Testing, quarantine resources under pressure at Lakes DHB

4:54 pm on 14 August 2020

The head of the Lakes District Health Board has expressed concern the region would struggle to provide medical quarantine facilities for positive Covid-19 cases without compromising hospital activity.

Covid coronavirus testing station at the Rotorua International Stadium in Rotorua.

People wait for Covid-19 testing at Rotorua International Stadium. Photo: RNZ/ Logan Church

Chief executive Nick Saville-Wood made the comments at a health board meeting this afternoon.

He said any requirement for quarantine for potential positive Covid-19 cases would be "very difficult" for the health board "without a serious reduction in our hospital activity".

That message had been conveyed to the Ministry of Health, he said.

He told the meeting there was also a "serious issue" with regard to resourcing for testing sites.

"It's not the money that counts here, it's getting the resources. Actually - nurses and health care assistants.

"We have been working with the Ministry [of Health] on if they have some access to some more."
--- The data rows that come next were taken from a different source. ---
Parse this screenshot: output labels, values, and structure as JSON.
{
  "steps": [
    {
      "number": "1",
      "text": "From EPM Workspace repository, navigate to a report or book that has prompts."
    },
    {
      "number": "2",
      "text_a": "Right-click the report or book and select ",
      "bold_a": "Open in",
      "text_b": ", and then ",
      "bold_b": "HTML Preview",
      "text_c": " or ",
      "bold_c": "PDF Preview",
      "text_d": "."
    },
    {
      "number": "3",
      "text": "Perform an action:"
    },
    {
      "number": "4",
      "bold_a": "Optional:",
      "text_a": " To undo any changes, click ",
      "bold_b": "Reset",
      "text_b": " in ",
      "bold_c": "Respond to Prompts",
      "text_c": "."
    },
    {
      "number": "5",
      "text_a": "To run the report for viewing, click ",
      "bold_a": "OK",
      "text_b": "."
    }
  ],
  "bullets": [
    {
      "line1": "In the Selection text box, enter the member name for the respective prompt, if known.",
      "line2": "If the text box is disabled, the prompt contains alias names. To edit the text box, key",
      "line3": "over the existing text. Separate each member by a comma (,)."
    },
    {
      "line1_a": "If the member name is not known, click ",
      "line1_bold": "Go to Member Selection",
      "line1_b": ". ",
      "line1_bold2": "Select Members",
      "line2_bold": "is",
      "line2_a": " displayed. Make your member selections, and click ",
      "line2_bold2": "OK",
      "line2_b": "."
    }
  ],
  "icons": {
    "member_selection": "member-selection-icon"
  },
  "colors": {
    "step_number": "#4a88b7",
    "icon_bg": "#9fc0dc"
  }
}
Elective surgeries were still going "full throttle" under level 2, he said.

He said the positive Covid-19 case in Tokoroa had caused "a little bit of concern" as it was very likely those people were also in Rotorua on the weekend at the Pasifika event. (Earlier this afternoon Director-General of Health Dr Ashley Bloomfield revealed there are now two positive cases in Tokoroa.)
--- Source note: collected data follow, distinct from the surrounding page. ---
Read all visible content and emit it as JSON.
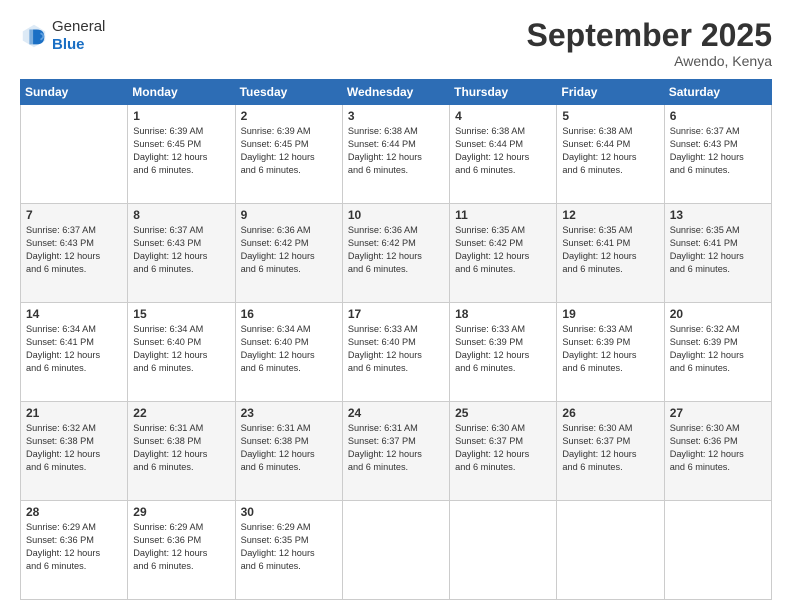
{
  "logo": {
    "line1": "General",
    "line2": "Blue"
  },
  "title": "September 2025",
  "subtitle": "Awendo, Kenya",
  "days": [
    "Sunday",
    "Monday",
    "Tuesday",
    "Wednesday",
    "Thursday",
    "Friday",
    "Saturday"
  ],
  "weeks": [
    [
      {
        "day": "",
        "info": ""
      },
      {
        "day": "1",
        "info": "Sunrise: 6:39 AM\nSunset: 6:45 PM\nDaylight: 12 hours\nand 6 minutes."
      },
      {
        "day": "2",
        "info": "Sunrise: 6:39 AM\nSunset: 6:45 PM\nDaylight: 12 hours\nand 6 minutes."
      },
      {
        "day": "3",
        "info": "Sunrise: 6:38 AM\nSunset: 6:44 PM\nDaylight: 12 hours\nand 6 minutes."
      },
      {
        "day": "4",
        "info": "Sunrise: 6:38 AM\nSunset: 6:44 PM\nDaylight: 12 hours\nand 6 minutes."
      },
      {
        "day": "5",
        "info": "Sunrise: 6:38 AM\nSunset: 6:44 PM\nDaylight: 12 hours\nand 6 minutes."
      },
      {
        "day": "6",
        "info": "Sunrise: 6:37 AM\nSunset: 6:43 PM\nDaylight: 12 hours\nand 6 minutes."
      }
    ],
    [
      {
        "day": "7",
        "info": "Sunrise: 6:37 AM\nSunset: 6:43 PM\nDaylight: 12 hours\nand 6 minutes."
      },
      {
        "day": "8",
        "info": "Sunrise: 6:37 AM\nSunset: 6:43 PM\nDaylight: 12 hours\nand 6 minutes."
      },
      {
        "day": "9",
        "info": "Sunrise: 6:36 AM\nSunset: 6:42 PM\nDaylight: 12 hours\nand 6 minutes."
      },
      {
        "day": "10",
        "info": "Sunrise: 6:36 AM\nSunset: 6:42 PM\nDaylight: 12 hours\nand 6 minutes."
      },
      {
        "day": "11",
        "info": "Sunrise: 6:35 AM\nSunset: 6:42 PM\nDaylight: 12 hours\nand 6 minutes."
      },
      {
        "day": "12",
        "info": "Sunrise: 6:35 AM\nSunset: 6:41 PM\nDaylight: 12 hours\nand 6 minutes."
      },
      {
        "day": "13",
        "info": "Sunrise: 6:35 AM\nSunset: 6:41 PM\nDaylight: 12 hours\nand 6 minutes."
      }
    ],
    [
      {
        "day": "14",
        "info": "Sunrise: 6:34 AM\nSunset: 6:41 PM\nDaylight: 12 hours\nand 6 minutes."
      },
      {
        "day": "15",
        "info": "Sunrise: 6:34 AM\nSunset: 6:40 PM\nDaylight: 12 hours\nand 6 minutes."
      },
      {
        "day": "16",
        "info": "Sunrise: 6:34 AM\nSunset: 6:40 PM\nDaylight: 12 hours\nand 6 minutes."
      },
      {
        "day": "17",
        "info": "Sunrise: 6:33 AM\nSunset: 6:40 PM\nDaylight: 12 hours\nand 6 minutes."
      },
      {
        "day": "18",
        "info": "Sunrise: 6:33 AM\nSunset: 6:39 PM\nDaylight: 12 hours\nand 6 minutes."
      },
      {
        "day": "19",
        "info": "Sunrise: 6:33 AM\nSunset: 6:39 PM\nDaylight: 12 hours\nand 6 minutes."
      },
      {
        "day": "20",
        "info": "Sunrise: 6:32 AM\nSunset: 6:39 PM\nDaylight: 12 hours\nand 6 minutes."
      }
    ],
    [
      {
        "day": "21",
        "info": "Sunrise: 6:32 AM\nSunset: 6:38 PM\nDaylight: 12 hours\nand 6 minutes."
      },
      {
        "day": "22",
        "info": "Sunrise: 6:31 AM\nSunset: 6:38 PM\nDaylight: 12 hours\nand 6 minutes."
      },
      {
        "day": "23",
        "info": "Sunrise: 6:31 AM\nSunset: 6:38 PM\nDaylight: 12 hours\nand 6 minutes."
      },
      {
        "day": "24",
        "info": "Sunrise: 6:31 AM\nSunset: 6:37 PM\nDaylight: 12 hours\nand 6 minutes."
      },
      {
        "day": "25",
        "info": "Sunrise: 6:30 AM\nSunset: 6:37 PM\nDaylight: 12 hours\nand 6 minutes."
      },
      {
        "day": "26",
        "info": "Sunrise: 6:30 AM\nSunset: 6:37 PM\nDaylight: 12 hours\nand 6 minutes."
      },
      {
        "day": "27",
        "info": "Sunrise: 6:30 AM\nSunset: 6:36 PM\nDaylight: 12 hours\nand 6 minutes."
      }
    ],
    [
      {
        "day": "28",
        "info": "Sunrise: 6:29 AM\nSunset: 6:36 PM\nDaylight: 12 hours\nand 6 minutes."
      },
      {
        "day": "29",
        "info": "Sunrise: 6:29 AM\nSunset: 6:36 PM\nDaylight: 12 hours\nand 6 minutes."
      },
      {
        "day": "30",
        "info": "Sunrise: 6:29 AM\nSunset: 6:35 PM\nDaylight: 12 hours\nand 6 minutes."
      },
      {
        "day": "",
        "info": ""
      },
      {
        "day": "",
        "info": ""
      },
      {
        "day": "",
        "info": ""
      },
      {
        "day": "",
        "info": ""
      }
    ]
  ]
}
"We have put on an additional clinic … at the events centre and we have encouraged the Pasifika community to come and be swabbed."

Nick Saville-Wood, new chief executive of the Lakes District Health Board. 20 May 2019 ef executive Nick Saville-Wood. Photo / File

Nurses and health care assistants are needed at the Lakes DHB, CEO Nick Saville-Wood says. Photo: Rotorua Daily Post

He said the two testing centres in Rotorua had had a "torrid start".
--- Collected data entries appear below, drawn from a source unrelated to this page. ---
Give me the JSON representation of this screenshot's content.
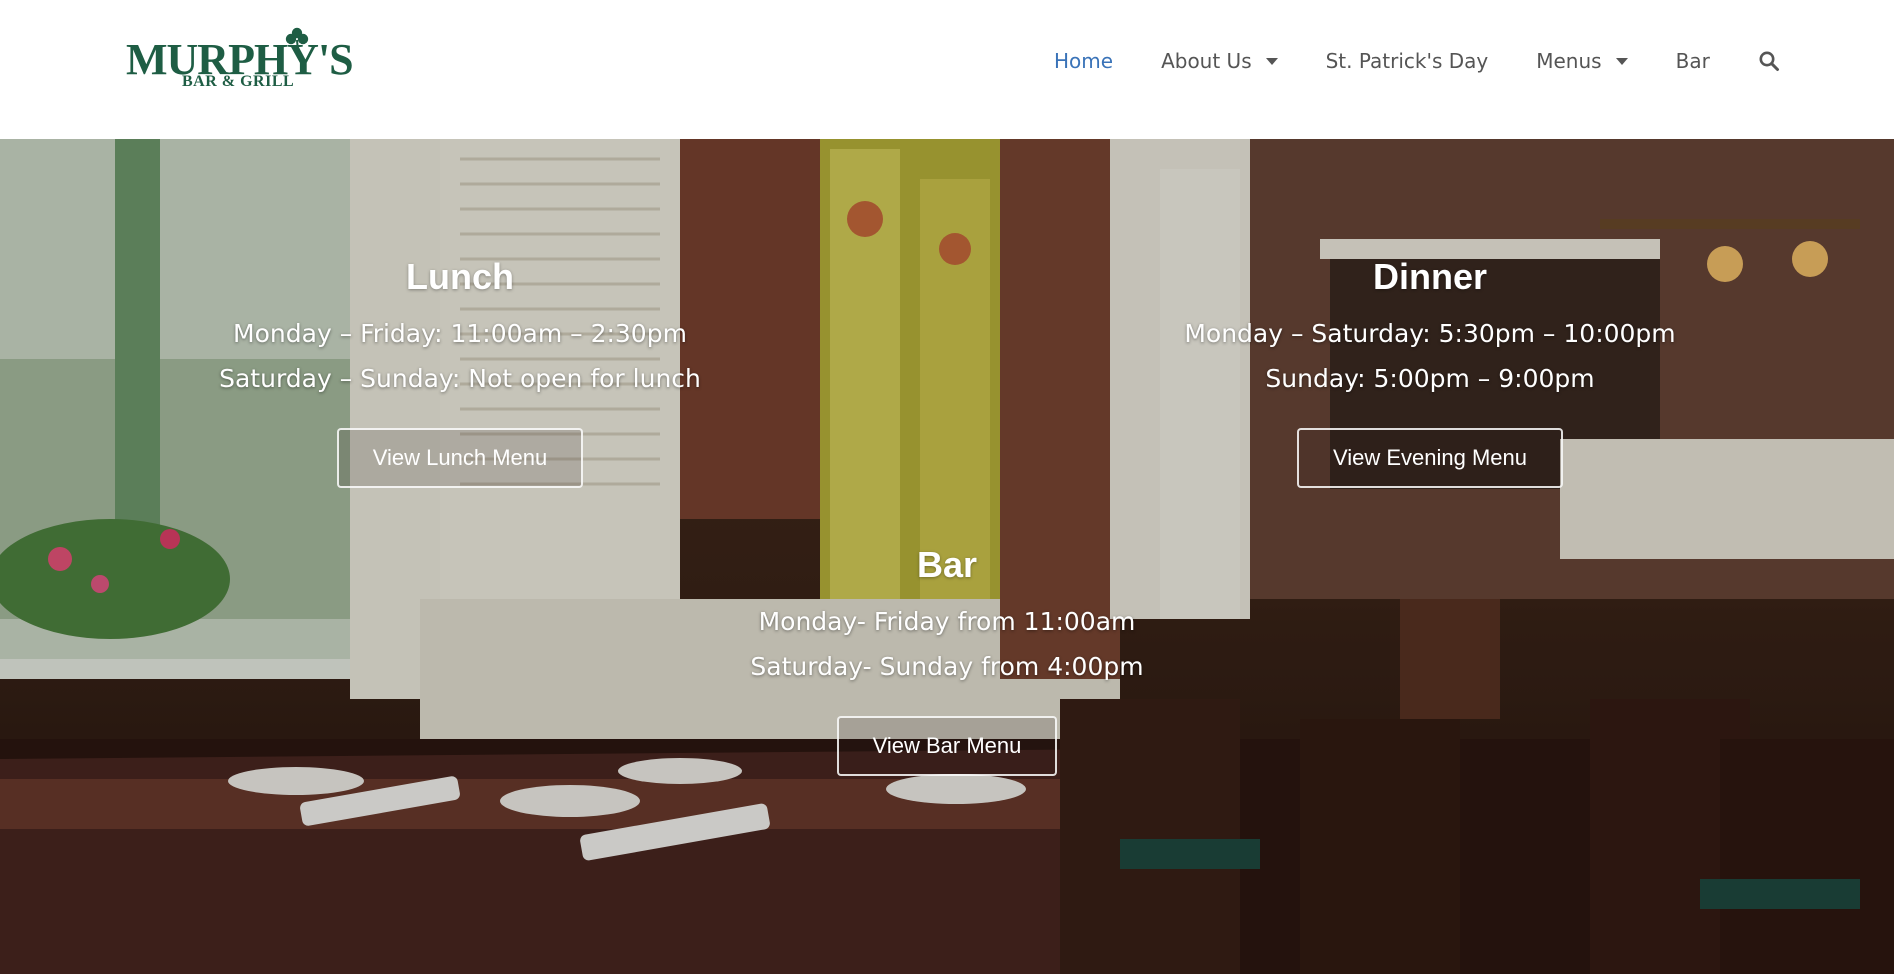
{
  "brand": {
    "logo_main": "MURPHY'S",
    "logo_sub": "BAR & GRILL",
    "color": "#1e5d44"
  },
  "nav": {
    "items": [
      {
        "label": "Home",
        "active": true
      },
      {
        "label": "About Us",
        "dropdown": true
      },
      {
        "label": "St. Patrick's Day"
      },
      {
        "label": "Menus",
        "dropdown": true
      },
      {
        "label": "Bar"
      }
    ],
    "search_icon": "search-icon",
    "active_color": "#3a73b8"
  },
  "hero": {
    "lunch": {
      "title": "Lunch",
      "line1": "Monday – Friday: 11:00am – 2:30pm",
      "line2": "Saturday – Sunday: Not open for lunch",
      "button": "View Lunch Menu"
    },
    "dinner": {
      "title": "Dinner",
      "line1": "Monday – Saturday: 5:30pm – 10:00pm",
      "line2": "Sunday: 5:00pm – 9:00pm",
      "button": "View Evening Menu"
    },
    "bar": {
      "title": "Bar",
      "line1": "Monday- Friday from 11:00am",
      "line2": "Saturday- Sunday from 4:00pm",
      "button": "View Bar Menu"
    }
  }
}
"On Wednesday it was only one, and we had to rapidly start increasing resources within that centre.

"At the same time we were planning - and got permission, once again, from the Rotorua Council - to utilise the stadium as a second centre.

"There, we quite rapidly found that the four different teams that we had dealing with lines of cars wasn't sufficient, and during the day [Thursday] we advanced that to eight different teams."

Saville-Wood said 700 results had been returned so far and "touch wood, no positive cases".

"That's a good thing, but I don't believe the pressure on those testing stations will reduce at all."

The Lakes DHB had also worked with Korowai Aroha Health Centre and Te Rūnanga o Ngāti Pikiao to set up a stand up testing centre at a marae, testing 120 people, he said.